Un gruppo di ricercatori dell’Irccs dell’Ospedale San Raffaele avrebbe trovato una nuova cura contro la leucemia linfatica cronica. Si tratta del tumore del sangue più diffuso nella parte occidentale del globo, provocato dalla crescita delle cellule leucemiche che vengono alimentata dai macrofagi.

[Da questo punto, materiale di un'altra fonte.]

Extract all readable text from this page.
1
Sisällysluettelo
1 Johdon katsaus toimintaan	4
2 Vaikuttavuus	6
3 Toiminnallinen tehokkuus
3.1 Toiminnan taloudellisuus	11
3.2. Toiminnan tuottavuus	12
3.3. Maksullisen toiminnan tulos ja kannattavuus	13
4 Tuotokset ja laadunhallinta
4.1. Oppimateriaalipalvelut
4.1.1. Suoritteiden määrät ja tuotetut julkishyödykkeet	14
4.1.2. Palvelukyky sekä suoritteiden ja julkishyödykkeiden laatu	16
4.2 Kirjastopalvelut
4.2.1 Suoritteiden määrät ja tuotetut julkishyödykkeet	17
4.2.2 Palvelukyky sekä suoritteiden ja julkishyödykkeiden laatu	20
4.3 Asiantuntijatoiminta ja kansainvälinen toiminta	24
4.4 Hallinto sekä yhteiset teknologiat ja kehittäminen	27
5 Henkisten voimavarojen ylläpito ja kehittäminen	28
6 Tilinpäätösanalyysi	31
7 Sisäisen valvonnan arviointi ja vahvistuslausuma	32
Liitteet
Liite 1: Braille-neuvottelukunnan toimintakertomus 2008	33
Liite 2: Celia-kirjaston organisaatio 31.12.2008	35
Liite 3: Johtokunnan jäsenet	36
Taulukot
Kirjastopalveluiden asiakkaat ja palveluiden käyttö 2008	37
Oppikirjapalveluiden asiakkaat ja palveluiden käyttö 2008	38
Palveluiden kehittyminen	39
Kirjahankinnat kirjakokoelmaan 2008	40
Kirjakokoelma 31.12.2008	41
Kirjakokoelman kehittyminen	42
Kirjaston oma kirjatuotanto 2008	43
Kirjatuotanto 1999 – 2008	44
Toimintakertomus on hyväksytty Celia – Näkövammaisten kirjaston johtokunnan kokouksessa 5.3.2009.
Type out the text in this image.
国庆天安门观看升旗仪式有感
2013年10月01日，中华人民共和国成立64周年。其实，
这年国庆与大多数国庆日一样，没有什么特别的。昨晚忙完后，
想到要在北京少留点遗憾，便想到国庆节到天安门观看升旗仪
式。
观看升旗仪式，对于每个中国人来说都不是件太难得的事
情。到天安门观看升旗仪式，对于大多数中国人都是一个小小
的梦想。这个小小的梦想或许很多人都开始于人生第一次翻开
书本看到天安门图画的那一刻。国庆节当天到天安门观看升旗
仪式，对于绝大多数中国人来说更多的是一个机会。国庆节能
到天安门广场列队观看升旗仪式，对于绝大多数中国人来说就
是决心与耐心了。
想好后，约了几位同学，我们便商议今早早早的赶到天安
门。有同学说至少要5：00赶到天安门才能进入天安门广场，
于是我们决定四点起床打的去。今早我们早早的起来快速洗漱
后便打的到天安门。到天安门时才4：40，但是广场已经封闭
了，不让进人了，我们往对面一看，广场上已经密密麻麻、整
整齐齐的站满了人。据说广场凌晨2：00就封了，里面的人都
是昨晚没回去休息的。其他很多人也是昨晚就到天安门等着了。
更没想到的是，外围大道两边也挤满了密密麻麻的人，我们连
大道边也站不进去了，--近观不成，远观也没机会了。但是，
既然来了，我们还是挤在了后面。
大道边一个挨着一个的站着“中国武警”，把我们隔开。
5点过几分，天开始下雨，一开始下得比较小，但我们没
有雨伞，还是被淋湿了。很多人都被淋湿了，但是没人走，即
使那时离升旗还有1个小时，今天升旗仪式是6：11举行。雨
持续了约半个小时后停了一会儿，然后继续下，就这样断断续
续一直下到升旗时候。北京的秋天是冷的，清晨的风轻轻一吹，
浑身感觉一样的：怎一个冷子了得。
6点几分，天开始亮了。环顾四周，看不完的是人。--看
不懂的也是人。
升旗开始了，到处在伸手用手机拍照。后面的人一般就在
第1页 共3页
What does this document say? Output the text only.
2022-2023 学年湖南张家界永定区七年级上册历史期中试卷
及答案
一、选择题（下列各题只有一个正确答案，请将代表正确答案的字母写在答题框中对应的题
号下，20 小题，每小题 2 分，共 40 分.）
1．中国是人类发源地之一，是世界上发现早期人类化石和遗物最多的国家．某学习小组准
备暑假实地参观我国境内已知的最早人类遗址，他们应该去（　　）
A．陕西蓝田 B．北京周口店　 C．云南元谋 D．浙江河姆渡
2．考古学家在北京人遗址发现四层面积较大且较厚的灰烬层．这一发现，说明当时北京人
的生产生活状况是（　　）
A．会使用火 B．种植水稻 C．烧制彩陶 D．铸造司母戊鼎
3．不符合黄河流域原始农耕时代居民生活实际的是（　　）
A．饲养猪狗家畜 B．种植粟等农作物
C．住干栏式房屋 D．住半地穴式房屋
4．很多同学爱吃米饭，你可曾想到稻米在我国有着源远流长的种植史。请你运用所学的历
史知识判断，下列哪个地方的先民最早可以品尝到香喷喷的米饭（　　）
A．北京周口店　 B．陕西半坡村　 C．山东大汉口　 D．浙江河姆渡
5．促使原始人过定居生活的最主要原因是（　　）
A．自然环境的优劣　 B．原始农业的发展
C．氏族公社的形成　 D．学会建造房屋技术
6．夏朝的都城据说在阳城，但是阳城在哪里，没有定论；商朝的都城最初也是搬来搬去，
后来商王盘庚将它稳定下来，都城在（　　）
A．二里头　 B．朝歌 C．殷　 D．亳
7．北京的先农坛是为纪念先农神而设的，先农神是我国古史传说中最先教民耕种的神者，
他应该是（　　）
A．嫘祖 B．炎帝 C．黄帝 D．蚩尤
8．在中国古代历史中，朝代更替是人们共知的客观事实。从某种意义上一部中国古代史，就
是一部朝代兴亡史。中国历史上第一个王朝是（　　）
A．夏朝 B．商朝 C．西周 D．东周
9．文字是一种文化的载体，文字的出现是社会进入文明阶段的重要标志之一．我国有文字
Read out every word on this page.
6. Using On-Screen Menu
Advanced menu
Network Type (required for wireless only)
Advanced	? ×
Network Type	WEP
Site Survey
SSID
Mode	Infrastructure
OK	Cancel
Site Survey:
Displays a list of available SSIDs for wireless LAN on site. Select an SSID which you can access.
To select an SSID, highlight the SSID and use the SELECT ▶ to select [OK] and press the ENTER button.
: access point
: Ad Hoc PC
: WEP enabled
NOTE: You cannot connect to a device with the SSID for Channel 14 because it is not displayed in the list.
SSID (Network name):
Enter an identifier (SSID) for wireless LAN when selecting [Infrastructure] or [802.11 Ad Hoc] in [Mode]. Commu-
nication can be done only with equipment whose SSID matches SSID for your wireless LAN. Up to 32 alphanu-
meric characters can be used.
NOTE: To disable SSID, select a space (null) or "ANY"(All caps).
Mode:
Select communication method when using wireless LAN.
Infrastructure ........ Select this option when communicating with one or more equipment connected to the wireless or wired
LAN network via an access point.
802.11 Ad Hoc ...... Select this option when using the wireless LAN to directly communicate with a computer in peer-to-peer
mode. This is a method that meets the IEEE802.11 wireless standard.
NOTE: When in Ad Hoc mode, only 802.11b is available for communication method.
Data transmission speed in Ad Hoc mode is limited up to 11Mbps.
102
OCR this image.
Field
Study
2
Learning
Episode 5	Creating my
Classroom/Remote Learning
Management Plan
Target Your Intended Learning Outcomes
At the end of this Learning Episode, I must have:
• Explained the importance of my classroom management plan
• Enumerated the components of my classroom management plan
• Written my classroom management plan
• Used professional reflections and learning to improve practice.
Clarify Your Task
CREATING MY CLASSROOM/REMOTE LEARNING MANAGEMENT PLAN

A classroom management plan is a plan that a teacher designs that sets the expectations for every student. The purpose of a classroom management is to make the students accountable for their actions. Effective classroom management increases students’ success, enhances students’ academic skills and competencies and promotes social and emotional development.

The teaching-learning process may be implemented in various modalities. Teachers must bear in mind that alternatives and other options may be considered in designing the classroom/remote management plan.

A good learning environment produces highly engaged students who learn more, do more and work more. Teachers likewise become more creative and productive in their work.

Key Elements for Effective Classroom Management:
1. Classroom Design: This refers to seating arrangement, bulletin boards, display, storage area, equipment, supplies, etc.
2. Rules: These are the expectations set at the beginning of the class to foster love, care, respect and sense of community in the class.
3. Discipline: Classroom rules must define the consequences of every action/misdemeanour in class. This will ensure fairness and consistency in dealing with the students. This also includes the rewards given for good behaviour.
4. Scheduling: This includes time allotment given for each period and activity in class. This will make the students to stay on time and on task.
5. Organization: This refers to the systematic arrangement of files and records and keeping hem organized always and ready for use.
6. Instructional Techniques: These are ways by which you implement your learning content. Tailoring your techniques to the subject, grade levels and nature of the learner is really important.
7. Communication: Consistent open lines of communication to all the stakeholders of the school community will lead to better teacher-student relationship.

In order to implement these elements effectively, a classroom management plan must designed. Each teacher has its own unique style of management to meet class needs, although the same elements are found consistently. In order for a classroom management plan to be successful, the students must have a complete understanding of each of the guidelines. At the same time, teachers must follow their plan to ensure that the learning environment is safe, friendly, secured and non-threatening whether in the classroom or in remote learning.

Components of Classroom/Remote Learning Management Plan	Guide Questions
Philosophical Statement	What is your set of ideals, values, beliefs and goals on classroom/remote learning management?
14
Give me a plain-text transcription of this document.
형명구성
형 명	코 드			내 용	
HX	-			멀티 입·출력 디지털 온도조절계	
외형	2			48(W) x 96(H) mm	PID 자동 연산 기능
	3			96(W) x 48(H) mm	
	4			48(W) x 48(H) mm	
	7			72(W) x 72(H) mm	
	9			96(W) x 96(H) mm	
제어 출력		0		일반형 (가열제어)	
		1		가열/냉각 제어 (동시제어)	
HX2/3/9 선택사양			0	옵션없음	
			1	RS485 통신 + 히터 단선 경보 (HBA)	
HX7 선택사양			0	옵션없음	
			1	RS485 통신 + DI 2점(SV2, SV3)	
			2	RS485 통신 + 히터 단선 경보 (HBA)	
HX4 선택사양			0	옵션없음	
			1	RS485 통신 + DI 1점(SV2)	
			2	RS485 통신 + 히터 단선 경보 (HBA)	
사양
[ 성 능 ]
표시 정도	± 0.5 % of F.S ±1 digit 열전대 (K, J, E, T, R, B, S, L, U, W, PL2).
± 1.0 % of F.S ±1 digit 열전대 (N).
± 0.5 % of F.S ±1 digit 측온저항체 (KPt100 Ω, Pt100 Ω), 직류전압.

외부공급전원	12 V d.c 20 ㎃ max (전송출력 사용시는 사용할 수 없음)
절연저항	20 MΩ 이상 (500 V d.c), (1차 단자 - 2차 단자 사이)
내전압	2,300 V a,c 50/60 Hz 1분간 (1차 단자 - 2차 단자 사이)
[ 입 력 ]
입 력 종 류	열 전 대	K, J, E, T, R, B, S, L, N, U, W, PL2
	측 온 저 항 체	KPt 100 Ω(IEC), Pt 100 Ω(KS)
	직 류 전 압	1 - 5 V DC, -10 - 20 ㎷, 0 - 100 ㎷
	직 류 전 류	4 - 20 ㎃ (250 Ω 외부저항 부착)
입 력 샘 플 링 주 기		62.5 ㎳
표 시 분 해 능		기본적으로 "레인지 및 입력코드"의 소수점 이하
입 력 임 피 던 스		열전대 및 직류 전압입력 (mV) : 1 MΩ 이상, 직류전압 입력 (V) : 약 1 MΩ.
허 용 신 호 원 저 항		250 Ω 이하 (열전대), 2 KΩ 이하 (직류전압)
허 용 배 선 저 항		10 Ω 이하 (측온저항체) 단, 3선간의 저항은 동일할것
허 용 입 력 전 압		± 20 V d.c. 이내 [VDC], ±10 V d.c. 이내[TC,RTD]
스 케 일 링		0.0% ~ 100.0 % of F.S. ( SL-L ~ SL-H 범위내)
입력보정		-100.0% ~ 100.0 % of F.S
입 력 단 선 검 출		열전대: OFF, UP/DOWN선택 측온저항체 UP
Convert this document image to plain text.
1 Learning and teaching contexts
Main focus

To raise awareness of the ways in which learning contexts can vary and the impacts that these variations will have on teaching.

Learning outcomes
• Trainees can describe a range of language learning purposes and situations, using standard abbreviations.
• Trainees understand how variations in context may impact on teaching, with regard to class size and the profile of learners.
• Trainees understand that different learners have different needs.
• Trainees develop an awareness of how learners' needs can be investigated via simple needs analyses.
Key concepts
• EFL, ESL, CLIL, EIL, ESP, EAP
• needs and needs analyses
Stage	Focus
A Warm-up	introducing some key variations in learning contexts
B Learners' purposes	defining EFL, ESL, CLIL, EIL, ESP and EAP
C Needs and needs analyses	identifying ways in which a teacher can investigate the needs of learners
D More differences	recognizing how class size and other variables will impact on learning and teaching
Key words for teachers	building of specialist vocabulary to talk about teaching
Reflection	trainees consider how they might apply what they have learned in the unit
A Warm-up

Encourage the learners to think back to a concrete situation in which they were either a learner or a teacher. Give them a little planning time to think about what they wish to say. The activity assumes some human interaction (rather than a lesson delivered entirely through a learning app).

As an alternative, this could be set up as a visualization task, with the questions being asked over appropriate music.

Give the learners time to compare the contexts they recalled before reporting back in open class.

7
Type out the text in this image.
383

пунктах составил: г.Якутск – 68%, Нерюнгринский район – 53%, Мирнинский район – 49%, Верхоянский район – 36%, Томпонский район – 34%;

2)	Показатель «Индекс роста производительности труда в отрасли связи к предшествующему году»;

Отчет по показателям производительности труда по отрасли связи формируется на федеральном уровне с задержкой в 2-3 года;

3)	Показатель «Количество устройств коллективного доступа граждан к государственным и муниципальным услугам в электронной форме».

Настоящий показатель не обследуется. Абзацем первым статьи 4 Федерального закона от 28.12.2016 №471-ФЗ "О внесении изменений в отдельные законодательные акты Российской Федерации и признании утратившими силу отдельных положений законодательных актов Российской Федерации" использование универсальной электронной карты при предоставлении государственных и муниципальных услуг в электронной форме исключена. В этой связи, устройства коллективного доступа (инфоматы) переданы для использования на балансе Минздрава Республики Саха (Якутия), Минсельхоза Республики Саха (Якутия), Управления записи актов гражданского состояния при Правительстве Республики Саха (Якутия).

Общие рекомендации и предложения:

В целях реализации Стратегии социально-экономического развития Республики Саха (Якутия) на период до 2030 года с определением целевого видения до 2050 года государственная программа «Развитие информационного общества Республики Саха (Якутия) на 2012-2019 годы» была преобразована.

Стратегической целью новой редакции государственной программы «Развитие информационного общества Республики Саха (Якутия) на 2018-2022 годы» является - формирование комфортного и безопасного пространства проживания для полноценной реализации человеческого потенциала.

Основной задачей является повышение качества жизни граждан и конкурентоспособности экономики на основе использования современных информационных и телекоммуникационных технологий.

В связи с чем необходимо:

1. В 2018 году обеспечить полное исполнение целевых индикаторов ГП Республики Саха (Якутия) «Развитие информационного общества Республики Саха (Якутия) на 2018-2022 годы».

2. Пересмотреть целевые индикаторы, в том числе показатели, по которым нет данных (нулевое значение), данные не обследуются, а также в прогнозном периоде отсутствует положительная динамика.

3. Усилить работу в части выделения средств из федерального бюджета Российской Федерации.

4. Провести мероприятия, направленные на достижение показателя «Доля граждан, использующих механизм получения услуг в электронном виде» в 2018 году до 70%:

Ma cosa sono i macrofagi? Si tratta di cellule del nostro sistema immunitario che in genere hanno il compito di difendere l’organismo dagli attacchi virali (ossia dalle infezioni). La nuova cura contro la leucemia linfatica cronica messa a punto dai ricercatori e finanziata dall’Airc dovrebbe appunto andare a fermare questo tipo di interazione cellulare.

Secondo gli studiosi, infatti, bloccare il rapporto che lega le cellule leucemiche ai macrofagi rappresenterebbe una sorta di chiave di volta per poi mettere a punto altri tipi di terapie mediche in grado di bloccare efficacemente l’evoluzione del tumore del sangue. Spiegano i ricercatori: “L’eliminazione selettiva dei macrofagi tramite l’inibizione della molecola CSF1R, presente sulla superficie di queste cellule, è in grado di migliorare la sopravvivenza in modelli sperimentali, senza causare effetti collaterali. La nostra speranza è che i pazienti affetti da malattie linfoproliferative possano beneficiare in futuro di questi nuovi approcci terapeutici“.

La leucemia linfatica cronica colpisce soprattutto soggetti sopra i sessant’anni di età e ha un’incidenza di dieci persone malate ogni centomila. La sua caratteristica principale è quella di provocare l’accumulo di linfociti B maligni all’interno del midollo osseo, del sangue e in altri organi del corpo.